Menilik Laku Hidup Kiai Syansuri Badawi
Majalahnabawi.com – Kiai Syansuri Badawi adalah pengampu pengajian Shahih Bukhari-Muslim ketiga setelah Hadharatusy Syaikh Hasyim Asy’ari.
Sebelas tahun yang lalu, saat awal nyantri di Ma’had Darus Sunnah Ciputat, tak terbesit sekalipun nama Kiai Syansuri Badawi. Namun, dua kali dalam seminggu, seluruh mahasantri Darus-Sunnah wajib mengikuti istighatsah. Dipimpin langsung oleh Pak Kiai, Prof. Dr. KH. Ali Mustafa Yaqub, MA. (1952-2016). Tepat setelah shalat Jamaah Shubuh. Di momen inilah, pertama kali saya menemukan nama Kiai Syansuri Badawi. Di lembaran bacaan istighatsah yang dibagikan kepada mahasantri baru, tertulis bahwa wirid ini diijazahkan oleh Kiai Syansuri Badawi. Salah satu guru Pak Kiai saat mondok di Tebuireng. Karena sebelumnya saya mondok di Ringinagung Kediri, nama Tebuireng bukanlah nama asing.

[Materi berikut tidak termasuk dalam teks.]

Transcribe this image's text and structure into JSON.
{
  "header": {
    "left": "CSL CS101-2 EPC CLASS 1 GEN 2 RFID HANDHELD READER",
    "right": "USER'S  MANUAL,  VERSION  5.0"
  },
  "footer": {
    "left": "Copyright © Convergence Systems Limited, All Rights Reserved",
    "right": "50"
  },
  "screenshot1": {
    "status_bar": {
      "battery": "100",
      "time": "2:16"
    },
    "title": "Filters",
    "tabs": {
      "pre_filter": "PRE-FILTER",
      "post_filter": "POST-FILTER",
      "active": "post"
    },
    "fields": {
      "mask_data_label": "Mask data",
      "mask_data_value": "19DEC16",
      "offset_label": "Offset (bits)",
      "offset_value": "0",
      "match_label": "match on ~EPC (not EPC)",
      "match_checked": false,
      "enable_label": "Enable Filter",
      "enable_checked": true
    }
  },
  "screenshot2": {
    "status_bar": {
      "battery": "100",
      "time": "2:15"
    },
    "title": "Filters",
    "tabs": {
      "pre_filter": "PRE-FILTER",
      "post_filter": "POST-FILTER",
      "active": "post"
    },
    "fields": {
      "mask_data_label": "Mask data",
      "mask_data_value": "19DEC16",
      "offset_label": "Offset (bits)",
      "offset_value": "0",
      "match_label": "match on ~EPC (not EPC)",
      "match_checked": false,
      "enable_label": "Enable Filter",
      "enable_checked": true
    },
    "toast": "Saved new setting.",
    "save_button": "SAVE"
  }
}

Kiai Syansuri Badawi adalah salah satu santri pilihan Hadharatusy Syaikh Hasyim Asy’ari (1871-1947). Dalam perjalanannya, beliau adalah tokoh penerus obor keilmuan Tebuireng. Pengampu pengajian kitab-kitab induk. Di antaranya adalah kitab Shahih al-Bukhari karya Imam al-Bukhari (194-256 H), Shahih Muslim karya Imam Muslim (204-261 H), al-Muhadzab karya Imam Abu Ishaq al-Syirazi (476 H), Ihya Ulum al-Din karya Imam al-Ghazali (450-505 H), Tafsir al-Baidhawi karya Imam al-Baidhawi (685 H), al-Asybah wa al-Nadhair dan Uqud al-Juman karya Imam al-Suyuthi (911 H), Fath al-Wahhab karya Imam Zakariya al-Anshari (926 H), dan kitab al-Iqna’ karya Imam al-Khatib al-Syirbini (977 H).
Kiai Syansyuri Badawi juga menorehkan khitmah pengembangan Tebuireng. Di antaranya adalah tercatat sebagai Wakil Pengasuh Tebuireng, Kepala Madrasah Salafiyah Syafi’iyah Tebuireng, dan Rektor Universitas Hasyim Asy’ari (UNHASY) Jombang. Jabatan Rektor ini mulai diemban dari tahun 1985 hingga 1997. Selain itu, dalam kancah politik nasional, beliau adalah anggota DPR-MPR Fraksi PPP. Terpilih dua periode sejak pemilu 1987. Dari peran dan kiprah ini, adalah sebuah kerugian generasi muda jika tidak mengenal tokoh kelahiran Majalengka 1918 ini.
Terkait hal itu, buku karya KH. Cholidi Ibhar yang berjudul “Mengais Keteladanan dari Kiai Syansuri Badawi” (2017) ini penting kita telaah. Setidaknya ada dua alasan. Pertama, selaku penulis, KH. Cholidi Ibhar adalah murid langsung Kiai Syansuri Badawi. Hal ini membuat buku setebal 120 halaman ini ditulis dengan penuh penghayatan. Terasa hidup. Pembaca seakan diajak untuk melihat langsung bagaimana laku hidup Kiai Syansuri Badawi. Mulai dari masa nyantri, kesulitan ekonomi saat mondok, keistiqamahan ngaji, riyadhah, cara mendidik santri, suasana pengajian, motivasi yang sering disampaikan, joke-joke segar beliau di saat mengajar para santri, dan masih banyak lagi.
Kedua, buku ini terasa renyah ketika di banyak bab, KH. Cholidi Ibhar membingkai ceritanya dengan paduan istilah-istilah klasik dan kontemporer. Semisal bahasa jemotos, sosok yang pepak, adreng, boyongan, inferiority complex, self convidence, self standing, dignity, right on the track, complete civilization, dan lain sebagainya. Selain itu, komparasi pemikiran Barat dan Timur tidak ketinggalan dihadirkan. Ditambah lagi dengan kentalnya komparasi kekayaan referensi klasik dan modern. Karena itu, buku terbitan Pustaka Tebuireng ini terasa berbobot secara akademis.